Property Perspective from the Ground Up
Faiza Ahmed, founder of PropertyMesh, a Canadian-based property portal, believes the future of housing lies in flexibility, not only in how we build, but in how people access property.
“There is no longer a one-size-fits-all idea of owning a home,” she explains. “People want something that fits their stage of life, their budget, and their sense of belonging. That is especially true in cities like Toronto, where the pace is intense and the market’s unforgiving.”
As a businesswoman with experience working directly with buyers, Faiza knows that the real barrier is not always finance; it is access. Buyers in both South Africa and Canada face similar hurdles: confusing application processes, lack of affordable inventory, and very little guidance along the way. That’s where real estate professionals and businesswomen like her play a vital role in bridging the gap.
Beyond Shelter — Women Rebuilding What Home Means
Across South Africa, women are also reshaping housing from within informal networks. In townships and informal settlements, they are forming stokvels to build backyard units, securing plots through land access movements, and using WhatsApp groups to share information about evictions, land availability, or zoning loopholes.

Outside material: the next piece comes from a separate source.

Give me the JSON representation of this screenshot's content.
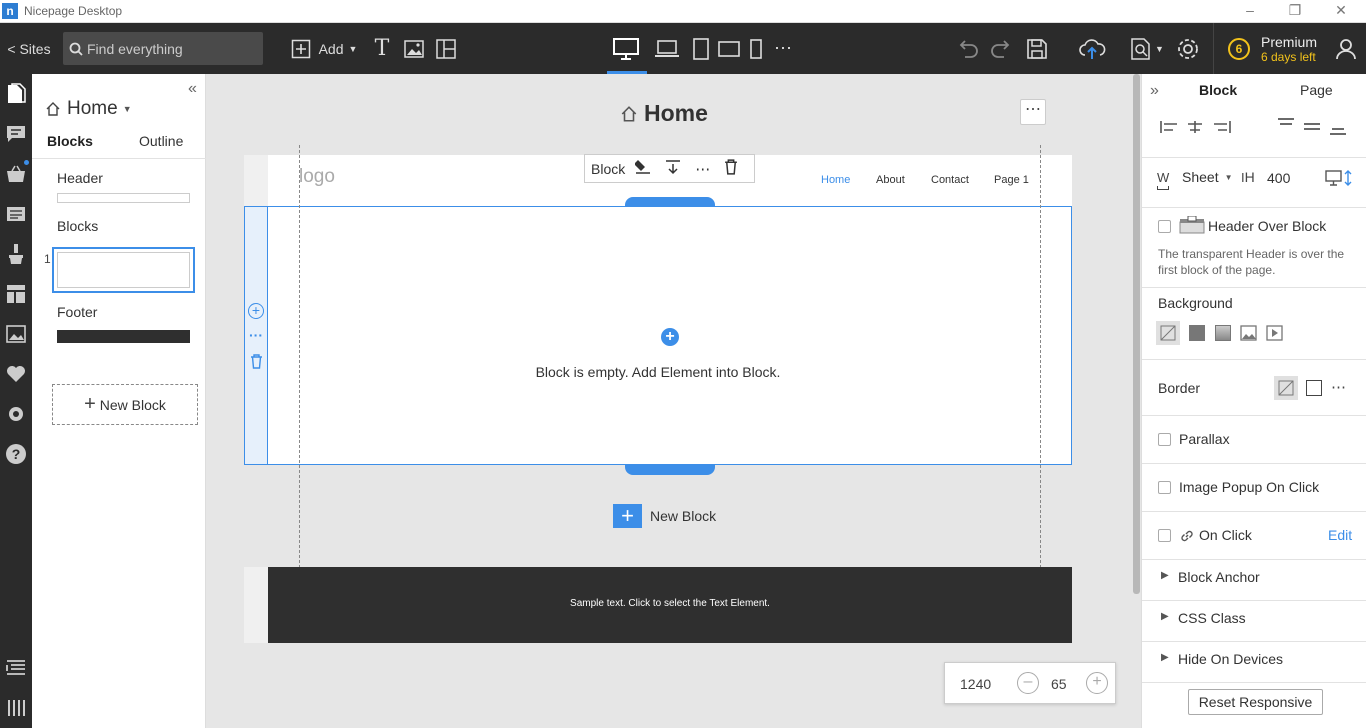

And when they do gain access to more formal channels, they often bring a people-first approach. Studies in urban planning have shown that women-led housing developments are more likely to prioritise crèches, clinics, safety lighting, and communal gardens, things that make a property liveable, not just legal.
Whether it is estate agents advocating for flexible lending requirements, architects designing micro-units for single mothers, or entrepreneurs converting containers into homes, women are pushing for more than walls and roofs as they are actually building safety, opportunity, and dignity.
Final Thoughts
Whether through container conversions in Joburg or modular housing projects in Toronto, it is clear that women in property are no longer waiting to be invited into boardrooms; they are drawing the blueprints themselves.
As Mayor Olivia Chow put it: “We’re only building 50 to 60 today… We need a lot more so that those seniors that are right now lining up at food banks… that they would have a place to live.”
The same can be said for the thousands of South African women quietly transforming their communities one container, one backyard flat, or one municipality at a time.